Суждение в своем роде замечательное: в Лету канул Петербург, а не Москва, канули и петербуржцы, но принятая людьми «серебряного века» оппозиция, противопоставляющая культуру двух столиц, заставляет поэта по-прежнему ставить на северную.
Его сравнивали с французскими проклятыми поэтами, и, возможно, есть какой-то «оттенок высшего значения» в том, что большую часть жизни он провел в Париже и умер во Франции, в «богомерзком Йере», в доме для престарелых.
Оттенки, между тем, имеют смысл лишь тогда, когда просматривается само высшее значение. В случае Георгия Иванова оно прямо указывает не на французский, а на русский источник, на антиномичную природу русского романтического сознания (чтобы не говорить о русском сознании в целом), от века ставящего неразрешимые, проклятые вопросы в самой крайней, ни в какие ворота не лезущей, да и не замечающей никаких ворот, форме.

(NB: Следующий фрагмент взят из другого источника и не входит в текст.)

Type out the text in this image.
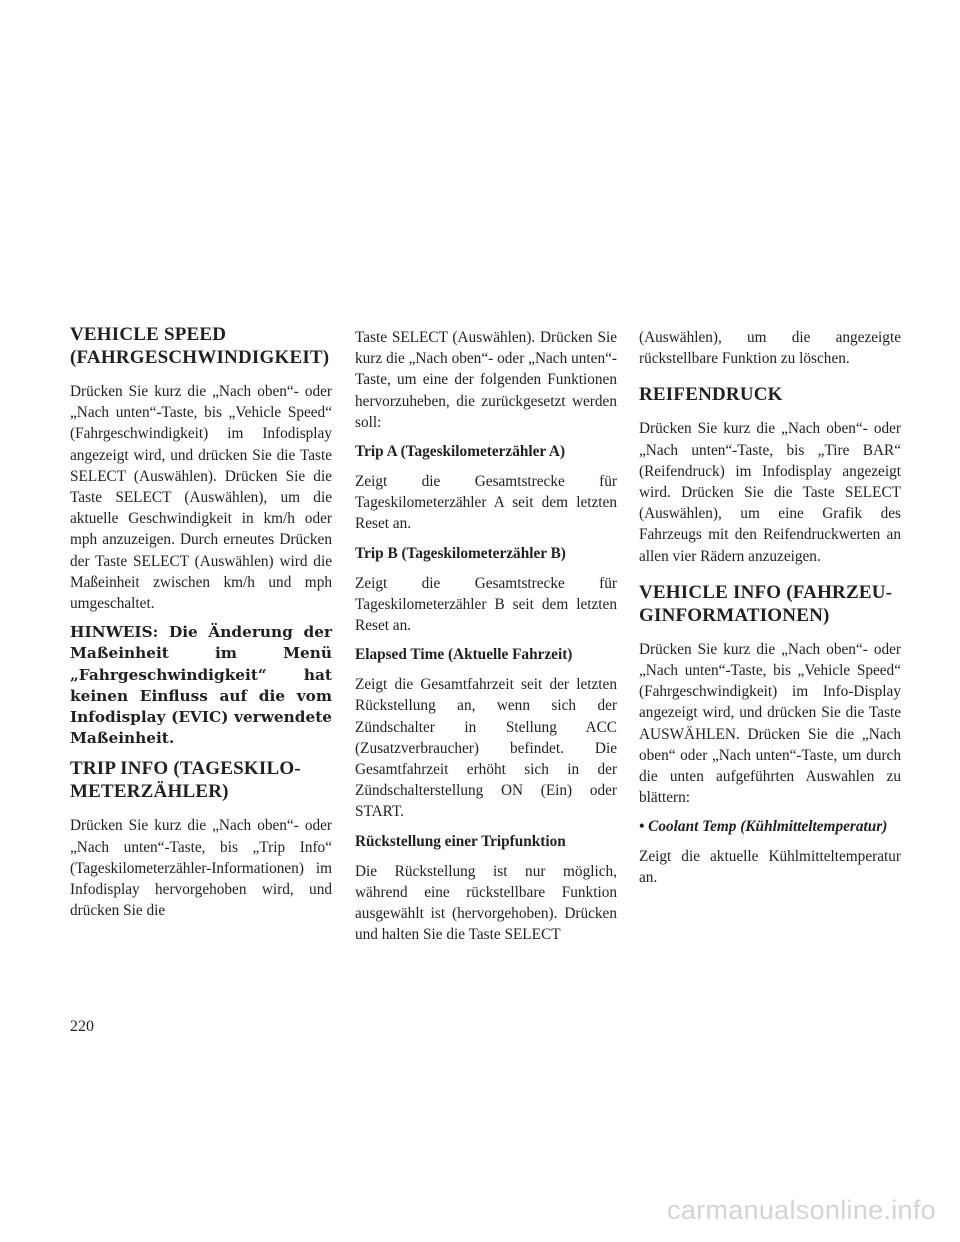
VEHICLE SPEED
(FAHRGESCHWINDIGKEIT)

Drücken Sie kurz die „Nach oben“- oder „Nach unten“-Taste, bis „Vehicle Speed“ (Fahrgeschwindigkeit) im Infodisplay angezeigt wird, und drücken Sie die Taste SELECT (Auswählen). Drücken Sie die Taste SELECT (Auswählen), um die aktuelle Geschwindigkeit in km/h oder mph anzuzeigen. Durch erneutes Drücken der Taste SELECT (Auswählen) wird die Maßeinheit zwischen km/h und mph umgeschaltet.

HINWEIS: Die Änderung der Maßeinheit im Menü „Fahrgeschwindigkeit“ hat keinen Einfluss auf die vom Infodisplay (EVIC) verwendete Maßeinheit.

TRIP INFO (TAGESKILO-
METERZÄHLER)

Drücken Sie kurz die „Nach oben“- oder „Nach unten“-Taste, bis „Trip Info“ (Tageskilometerzähler-Informationen) im Infodisplay hervorgehoben wird, und drücken Sie die

Taste SELECT (Auswählen). Drücken Sie kurz die „Nach oben“- oder „Nach unten“-Taste, um eine der folgenden Funktionen hervorzuheben, die zurückgesetzt werden soll:

Trip A (Tageskilometerzähler A)

Zeigt die Gesamtstrecke für Tageskilometerzähler A seit dem letzten Reset an.

Trip B (Tageskilometerzähler B)

Zeigt die Gesamtstrecke für Tageskilometerzähler B seit dem letzten Reset an.

Elapsed Time (Aktuelle Fahrzeit)

Zeigt die Gesamtfahrzeit seit der letzten Rückstellung an, wenn sich der Zündschalter in Stellung ACC (Zusatzverbraucher) befindet. Die Gesamtfahrzeit erhöht sich in der Zündschalterstellung ON (Ein) oder START.

Rückstellung einer Tripfunktion

Die Rückstellung ist nur möglich, während eine rückstellbare Funktion ausgewählt ist (hervorgehoben). Drücken und halten Sie die Taste SELECT

(Auswählen), um die angezeigte rückstellbare Funktion zu löschen.

REIFENDRUCK

Drücken Sie kurz die „Nach oben“- oder „Nach unten“-Taste, bis „Tire BAR“ (Reifendruck) im Infodisplay angezeigt wird. Drücken Sie die Taste SELECT (Auswählen), um eine Grafik des Fahrzeugs mit den Reifendruckwerten an allen vier Rädern anzuzeigen.

VEHICLE INFO (FAHRZEU-
GINFORMATIONEN)

Drücken Sie kurz die „Nach oben“- oder „Nach unten“-Taste, bis „Vehicle Speed“ (Fahrgeschwindigkeit) im Info-Display angezeigt wird, und drücken Sie die Taste AUSWÄHLEN. Drücken Sie die „Nach oben“ oder „Nach unten“-Taste, um durch die unten aufgeführten Auswahlen zu blättern:

• Coolant Temp (Kühlmitteltemperatur)

Zeigt die aktuelle Kühlmitteltemperatur an.

220
carmanualsonline.info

Мировая культура уже привыкла называть эти вопросы «достоевскими» и «больными» вопросами. Ее новым героем явственно вырисовался антигерой, отвыкший от жизни персонаж «Записок из подполья». До того отвыкший, что испытывал «подчас к настоящей „живой жизни" какое-то омерзение…».
«Свету ли провалиться, или вот мне чаю не пить?» — с неврастенически огненным вдохновением размышляет у Достоевского «подпольный человек».